La Banque centrale de la République de Guinée, sous la direction de Karamo Kaba, semble décidée à ne jamais cesser de nous surprendre – ou de nous inquiéter. À peine quelques jours après l’indignation suscitée par l’introduction controversée de nouveaux billets de vingt mille francs guinéens, voilà qu’un communiqué officiel vient ajouter à la confusion ambiante : un convoi appartenant à un particulier, transportant la somme faramineuse de vingt et un milliards de francs guinéens (justement des billets de vingt mille GNF fraîchement imprimés), aurait été braqué.
Les faits, déjà rocambolesques dans leur formulation, le deviennent davantage par les silences qu’ils laissent planer. À commencer par une question élémentaire : qui est donc ce ‘‘particulier’’ à qui la Banque centrale aurait payé un tel montant ? D’après certaines informations qui circulent dans les milieux financiers, ce ‘‘particulier’’ serait en réalité un orpailleur, autrement dit un fournisseur d’or à l’État. Il ne s’agirait donc pas d’un cas isolé : la pratique de payer directement ces opérateurs miniers serait courante à la Banque centrale.
Mais cette habitude soulève des interrogations fondamentales. La Banque centrale, en sa qualité d’institution de régulation monétaire, n’est-elle pas en train de sortir de son rôle en procédant à de tels paiements directs ? En contournant les banques commerciales, qu’elle est censée superviser, n’entre-t-elle pas en concurrence déloyale avec elles ? Si les orpailleurs sont effectivement rétribués en espèces, pourquoi ne pas les obliger à ouvrir des comptes dans des banques primaires, comme le ferait toute institution soucieuse de renforcer l’inclusion financière et la traçabilité des transactions ?
Pis encore, en persistant dans ces pratiques, la Banque centrale ne participe-t-elle pas, volontairement ou non, à l’informalisation de l’économie nationale, fragilisant ainsi l’ensemble du système financier ? Dans un contexte marqué par l’insécurité et les tensions sociales, le transport de telles sommes en liquide par un particulier représente un risque majeur. Dès lors, à défaut de s’interdire purement et simplement les paiements en espèces, l’institution ne devrait-elle pas au moins en limiter le montant à un strict minimum transportable sans grand danger ?
La BCRG a cru bon de prendre vite les choses en main affirmant avoir transmis aux autorités compétentes l’ensemble des numéros de série des billets volés. Un geste louable sur le papier, mais dont l’efficacité réelle interroge : comment espérer identifier, dans l’économie informelle, des billets en circulation au milieu de millions d’autres ?

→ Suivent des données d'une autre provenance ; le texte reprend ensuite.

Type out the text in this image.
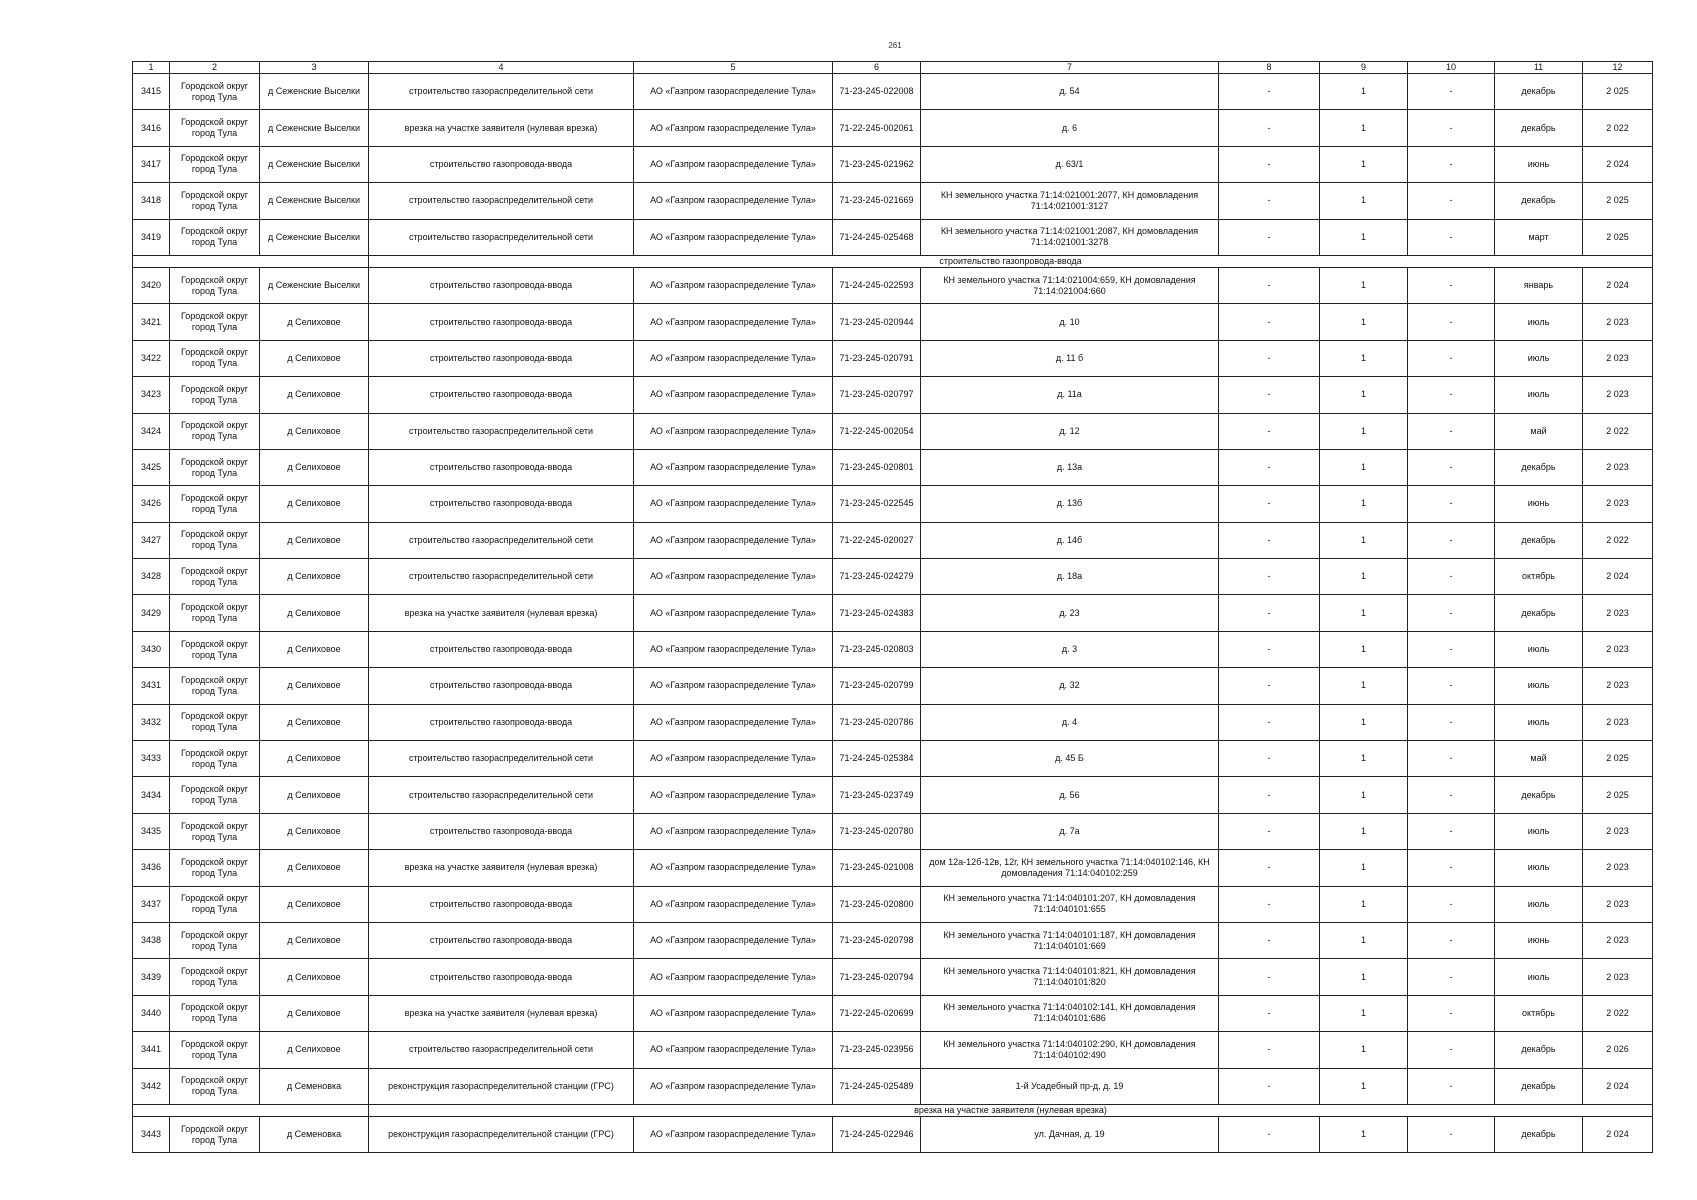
261
1	2	3	4	5	6	7	8	9	10	11	12
3415	Городской округ город Тула	д Сеженские Выселки	строительство газораспределительной сети	АО «Газпром газораспределение Тула»	71-23-245-022008	д. 54	-	1	-	декабрь	2 025
3416	Городской округ город Тула	д Сеженские Выселки	врезка на участке заявителя (нулевая врезка)	АО «Газпром газораспределение Тула»	71-22-245-002061	д. 6	-	1	-	декабрь	2 022
3417	Городской округ город Тула	д Сеженские Выселки	строительство газопровода-ввода	АО «Газпром газораспределение Тула»	71-23-245-021962	д. 63/1	-	1	-	июнь	2 024
3418	Городской округ город Тула	д Сеженские Выселки	строительство газораспределительной сети	АО «Газпром газораспределение Тула»	71-23-245-021669	КН земельного участка 71:14:021001:2077, КН домовладения 71:14:021001:3127	-	1	-	декабрь	2 025
3419	Городской округ город Тула	д Сеженские Выселки	строительство газораспределительной сети	АО «Газпром газораспределение Тула»	71-24-245-025468	КН земельного участка 71:14:021001:2087, КН домовладения 71:14:021001:3278	-	1	-	март	2 025
			строительство газопровода-ввода								
3420	Городской округ город Тула	д Сеженские Выселки	строительство газопровода-ввода	АО «Газпром газораспределение Тула»	71-24-245-022593	КН земельного участка 71:14:021004:659, КН домовладения 71:14:021004:660	-	1	-	январь	2 024
3421	Городской округ город Тула	д Селиховое	строительство газопровода-ввода	АО «Газпром газораспределение Тула»	71-23-245-020944	д. 10	-	1	-	июль	2 023
3422	Городской округ город Тула	д Селиховое	строительство газопровода-ввода	АО «Газпром газораспределение Тула»	71-23-245-020791	д. 11 б	-	1	-	июль	2 023
3423	Городской округ город Тула	д Селиховое	строительство газопровода-ввода	АО «Газпром газораспределение Тула»	71-23-245-020797	д. 11а	-	1	-	июль	2 023
3424	Городской округ город Тула	д Селиховое	строительство газораспределительной сети	АО «Газпром газораспределение Тула»	71-22-245-002054	д. 12	-	1	-	май	2 022
3425	Городской округ город Тула	д Селиховое	строительство газопровода-ввода	АО «Газпром газораспределение Тула»	71-23-245-020801	д. 13а	-	1	-	декабрь	2 023
3426	Городской округ город Тула	д Селиховое	строительство газопровода-ввода	АО «Газпром газораспределение Тула»	71-23-245-022545	д. 13б	-	1	-	июнь	2 023
3427	Городской округ город Тула	д Селиховое	строительство газораспределительной сети	АО «Газпром газораспределение Тула»	71-22-245-020027	д. 14б	-	1	-	декабрь	2 022
3428	Городской округ город Тула	д Селиховое	строительство газораспределительной сети	АО «Газпром газораспределение Тула»	71-23-245-024279	д. 18а	-	1	-	октябрь	2 024
3429	Городской округ город Тула	д Селиховое	врезка на участке заявителя (нулевая врезка)	АО «Газпром газораспределение Тула»	71-23-245-024383	д. 23	-	1	-	декабрь	2 023
3430	Городской округ город Тула	д Селиховое	строительство газопровода-ввода	АО «Газпром газораспределение Тула»	71-23-245-020803	д. 3	-	1	-	июль	2 023
3431	Городской округ город Тула	д Селиховое	строительство газопровода-ввода	АО «Газпром газораспределение Тула»	71-23-245-020799	д. 32	-	1	-	июль	2 023
3432	Городской округ город Тула	д Селиховое	строительство газопровода-ввода	АО «Газпром газораспределение Тула»	71-23-245-020786	д. 4	-	1	-	июль	2 023
3433	Городской округ город Тула	д Селиховое	строительство газораспределительной сети	АО «Газпром газораспределение Тула»	71-24-245-025384	д. 45 Б	-	1	-	май	2 025
3434	Городской округ город Тула	д Селиховое	строительство газораспределительной сети	АО «Газпром газораспределение Тула»	71-23-245-023749	д. 56	-	1	-	декабрь	2 025
3435	Городской округ город Тула	д Селиховое	строительство газопровода-ввода	АО «Газпром газораспределение Тула»	71-23-245-020780	д. 7а	-	1	-	июль	2 023
3436	Городской округ город Тула	д Селиховое	врезка на участке заявителя (нулевая врезка)	АО «Газпром газораспределение Тула»	71-23-245-021008	дом 12а-12б-12в, 12г, КН земельного участка 71:14:040102:146, КН домовладения 71:14:040102:259	-	1	-	июль	2 023
3437	Городской округ город Тула	д Селиховое	строительство газопровода-ввода	АО «Газпром газораспределение Тула»	71-23-245-020800	КН земельного участка 71:14:040101:207, КН домовладения 71:14:040101:655	-	1	-	июль	2 023
3438	Городской округ город Тула	д Селиховое	строительство газопровода-ввода	АО «Газпром газораспределение Тула»	71-23-245-020798	КН земельного участка 71:14:040101:187, КН домовладения 71:14:040101:669	-	1	-	июнь	2 023
3439	Городской округ город Тула	д Селиховое	строительство газопровода-ввода	АО «Газпром газораспределение Тула»	71-23-245-020794	КН земельного участка 71:14:040101:821, КН домовладения 71:14:040101:820	-	1	-	июль	2 023
3440	Городской округ город Тула	д Селиховое	врезка на участке заявителя (нулевая врезка)	АО «Газпром газораспределение Тула»	71-22-245-020699	КН земельного участка 71:14:040102:141, КН домовладения 71:14:040101:686	-	1	-	октябрь	2 022
3441	Городской округ город Тула	д Селиховое	строительство газораспределительной сети	АО «Газпром газораспределение Тула»	71-23-245-023956	КН земельного участка 71:14:040102:290, КН домовладения 71:14:040102:490	-	1	-	декабрь	2 026
3442	Городской округ город Тула	д Семеновка	реконструкция газораспределительной станции (ГРС)	АО «Газпром газораспределение Тула»	71-24-245-025489	1-й Усадебный пр-д, д. 19	-	1	-	декабрь	2 024
			врезка на участке заявителя (нулевая врезка)								
3443	Городской округ город Тула	д Семеновка	реконструкция газораспределительной станции (ГРС)	АО «Газпром газораспределение Тула»	71-24-245-022946	ул. Дачная, д. 19	-	1	-	декабрь	2 024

Les zones d’ombre persistent, et avec elles le sentiment d’une gouvernance financière opaque, détachée des principes élémentaires de transparence et de bonne gestion. Dans un pays en quête de stabilité institutionnelle, le flou entretenu par la Banque centrale nourrit l’inquiétude, alimente la défiance, et affaiblit l’autorité de l’État.
Les Guinéens, à juste titre, attendent des réponses. Et plus encore : des garanties que l’institution censée incarner la rigueur monétaire cesse enfin de jouer avec la confiance publique.